Here's what we can say, please point out anything objectionable in these points:
-Gaddafi was a dictator who ruled through absolutely brutal repression.
-Gaddafi's soldiers began killing peaceful protesters, escalating even to the use of heavy weapons and airpower against them.
-Gaddafi then threatened to cleanse the nation of the protesters, house by house.
-Gaddafi also warned the protesters that just as Tiananmen square, nobody would rescue them.
-Gaddafi then deployed the full force of his army against the protesters.
-Gaddafi had reclaimed all but the last city held by the opposition when intervention began.
If that can't be called the beginning of a campaign of genocide what can?
What more evidence must the world possibly have before it should act to enforce international law and prevent genocide?


The evidence that the US has never acted in a humanitarian manner when bombing someone.

Look I'm not going to contest any points you make, I'm simply going to advise caution. This story hasn't come out enough yet...there might be more.

"The Libyan War was planned long ago"

bcglorf says...

>> ^Yogi:

>> ^bcglorf:
The intervention in Libya stopped a genocide. If you can't point out something far worse that it is causing, then you'd better not make bold claims about how much better things would be if the genocide had been allowed to play out. You sure as anything better not cry for having done nothing by invoking the lives of the Libyan people that would surely be dead already if that had been done.

Just saying that means nothing, sorry but we really don't know enough to claim it stopped a genocide. Just like we found out later that intervention in the Kosovo didn't prevent anything. Since almost all of the crimes Milošević was accused of occurred after the bombing you could argue it exacerbated an already bad situation, blowing it up into something much worse than it could've been.

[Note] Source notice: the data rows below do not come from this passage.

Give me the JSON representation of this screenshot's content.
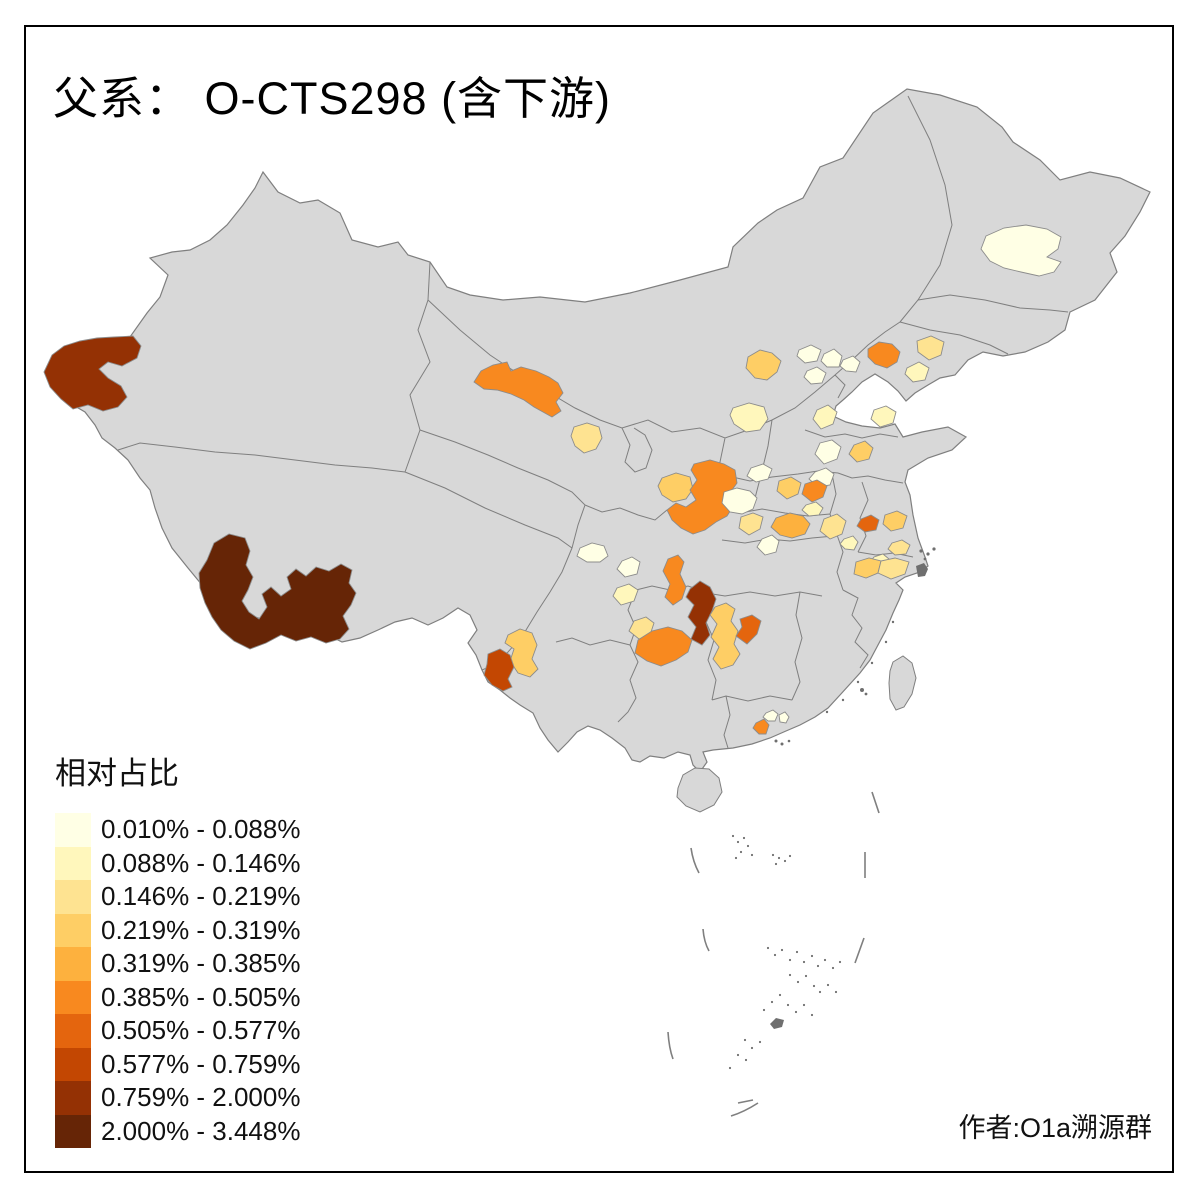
{
  "title": "父系： O-CTS298 (含下游)",
  "attribution": "作者:O1a溯源群",
  "legend": {
    "title": "相对占比"
  },
  "map": {
    "land_fill": "#D8D8D8",
    "border_color": "#7F7F7F",
    "region_border": "#8C8C8C",
    "frame_color": "#000000",
    "background": "#FFFFFF",
    "urban_marker_fill": "#6F6F6F"
  },
  "chart_data": {
    "type": "choropleth",
    "title": "父系： O-CTS298 (含下游)",
    "legend_title": "相对占比",
    "unit": "%",
    "region_level": "prefecture",
    "no_data_fill": "#D8D8D8",
    "classes": [
      {
        "label": "0.010% - 0.088%",
        "color": "#FFFFE5"
      },
      {
        "label": "0.088% - 0.146%",
        "color": "#FFF7BC"
      },
      {
        "label": "0.146% - 0.219%",
        "color": "#FEE391"
      },
      {
        "label": "0.219% - 0.319%",
        "color": "#FECE65"
      },
      {
        "label": "0.319% - 0.385%",
        "color": "#FDB13E"
      },
      {
        "label": "0.385% - 0.505%",
        "color": "#F8891F"
      },
      {
        "label": "0.505% - 0.577%",
        "color": "#E4650E"
      },
      {
        "label": "0.577% - 0.759%",
        "color": "#C34702"
      },
      {
        "label": "0.759% - 2.000%",
        "color": "#943104"
      },
      {
        "label": "2.000% - 3.448%",
        "color": "#662506"
      }
    ],
    "regions": [
      {
        "id": "xinjiang-kashgar",
        "class": 9
      },
      {
        "id": "tibet-shigatse-lhasa",
        "class": 10
      },
      {
        "id": "gansu-hexi-corridor",
        "class": 6
      },
      {
        "id": "gansu-lanzhou",
        "class": 3
      },
      {
        "id": "heilongjiang-harbin",
        "class": 1
      },
      {
        "id": "liaoning-panjin",
        "class": 6
      },
      {
        "id": "liaoning-fushun",
        "class": 3
      },
      {
        "id": "liaoning-dalian",
        "class": 2
      },
      {
        "id": "hebei-zhangjiakou",
        "class": 4
      },
      {
        "id": "beijing-a",
        "class": 1
      },
      {
        "id": "beijing-b",
        "class": 1
      },
      {
        "id": "beijing-c",
        "class": 1
      },
      {
        "id": "hebei-tangshan",
        "class": 1
      },
      {
        "id": "shanxi-xinzhou",
        "class": 2
      },
      {
        "id": "hebei-shijiazhuang",
        "class": 2
      },
      {
        "id": "shandong-binzhou",
        "class": 2
      },
      {
        "id": "shandong-dezhou",
        "class": 1
      },
      {
        "id": "shandong-zibo",
        "class": 4
      },
      {
        "id": "shandong-jining",
        "class": 1
      },
      {
        "id": "shanxi-linfen",
        "class": 1
      },
      {
        "id": "gansu-pingliang",
        "class": 4
      },
      {
        "id": "shaanxi-guanzhong",
        "class": 6
      },
      {
        "id": "shaanxi-shangluo",
        "class": 1
      },
      {
        "id": "hubei-shiyan",
        "class": 3
      },
      {
        "id": "henan-luoyang",
        "class": 4
      },
      {
        "id": "henan-zhengzhou",
        "class": 6
      },
      {
        "id": "henan-pingdingshan",
        "class": 2
      },
      {
        "id": "henan-nanyang",
        "class": 5
      },
      {
        "id": "hubei-suizhou",
        "class": 1
      },
      {
        "id": "anhui-luan",
        "class": 3
      },
      {
        "id": "anhui-anqing",
        "class": 2
      },
      {
        "id": "jiangsu-nanjing",
        "class": 7
      },
      {
        "id": "jiangsu-nantong",
        "class": 4
      },
      {
        "id": "jiangsu-suzhou",
        "class": 3
      },
      {
        "id": "zhejiang-huzhou",
        "class": 2
      },
      {
        "id": "zhejiang-hangzhou",
        "class": 4
      },
      {
        "id": "zhejiang-jiaxing",
        "class": 3
      },
      {
        "id": "sichuan-chengdu",
        "class": 1
      },
      {
        "id": "sichuan-meishan",
        "class": 1
      },
      {
        "id": "sichuan-leshan",
        "class": 2
      },
      {
        "id": "sichuan-zigong-luzhou",
        "class": 6
      },
      {
        "id": "chongqing",
        "class": 9
      },
      {
        "id": "guizhou-bijie",
        "class": 3
      },
      {
        "id": "guizhou-zunyi-guiyang",
        "class": 6
      },
      {
        "id": "hunan-huaihua",
        "class": 4
      },
      {
        "id": "hunan-shaoyang",
        "class": 7
      },
      {
        "id": "yunnan-dali",
        "class": 4
      },
      {
        "id": "yunnan-baoshan",
        "class": 8
      },
      {
        "id": "guangdong-shanwei",
        "class": 6
      },
      {
        "id": "guangdong-huizhou",
        "class": 1
      },
      {
        "id": "guangdong-heyuan",
        "class": 1
      }
    ]
  }
}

Here's what we can say, please point out anything objectionable in these points:

-Gaddafi was a dictator who ruled through absolutely brutal repression.
-Gaddafi's soldiers began killing peaceful protesters, escalating even to the use of heavy weapons and airpower against them.
-Gaddafi then threatened to cleanse the nation of the protesters, house by house.
-Gaddafi also warned the protesters that just as Tiananmen square, nobody would rescue them.
-Gaddafi then deployed the full force of his army against the protesters.
-Gaddafi had reclaimed all but the last city held by the opposition when intervention began.

If that can't be called the beginning of a campaign of genocide what can?

What more evidence must the world possibly have before it should act to enforce international law and prevent genocide?